Bu iki ‘güç’ arasındaki kavganın ve çatışmanın esası Türkiye’yi kimin yöneteceğine ilişkindir. Çatışmanın nedeni demokrasi ve özgürlüklerle alakalı değil.
Özellikle ‘hizmet harekatı’ 12 Eylül Cuntası’ndan bu yana elde ettiği imtiyazlarını korumak, iktidarda daha fazla söz ve karar sahibi olmak istiyor. Gülen uzun dönemden beri kurduğu ve geliştirdiği PKK lideri Abdullah Öcalan’ın ‘paralel devlet’ diye tanımladığı yapının korunmasını ve dokunulmaz olmasını istiyor.

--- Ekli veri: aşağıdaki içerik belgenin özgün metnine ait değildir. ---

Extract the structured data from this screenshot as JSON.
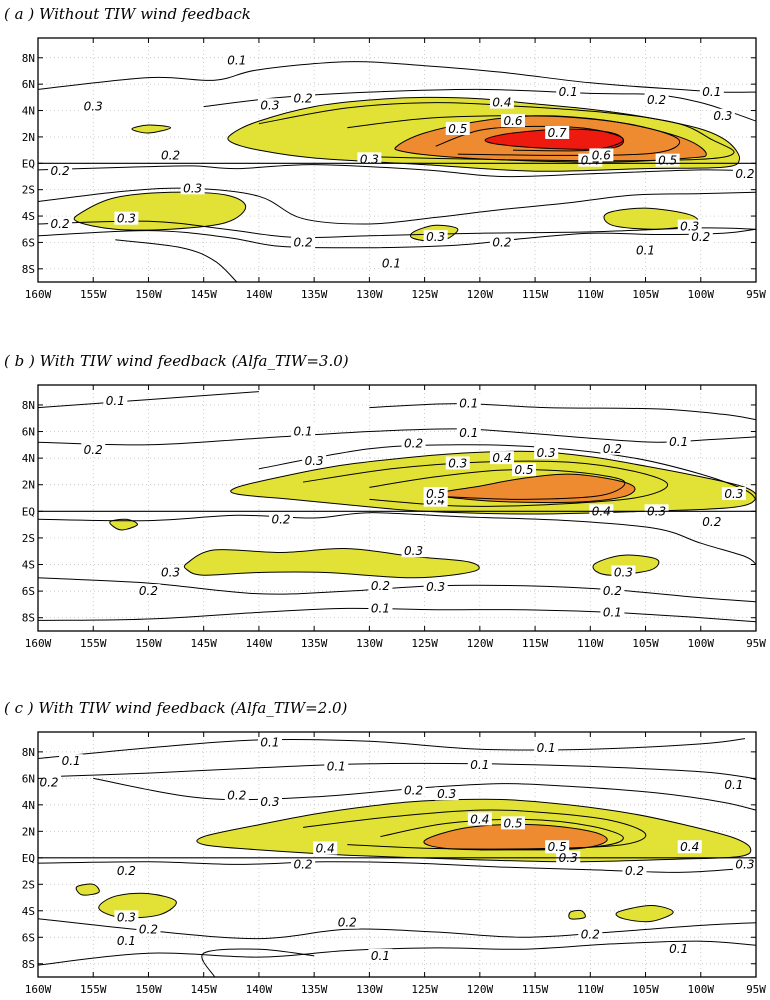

Emniyet, ordu, yargı, bürokrasi, istihbarat içine sızmış, yuvalanmış ve kendi özel örgütünü oluşturmuş Pennsylvania merkezli bu ‘hizmet hareketi’ son dönemlerde mevzilerini korumanın derdine düşmüş. Bunun için her türlü yolu ve yöntemi kendisi için mubah sayıyor.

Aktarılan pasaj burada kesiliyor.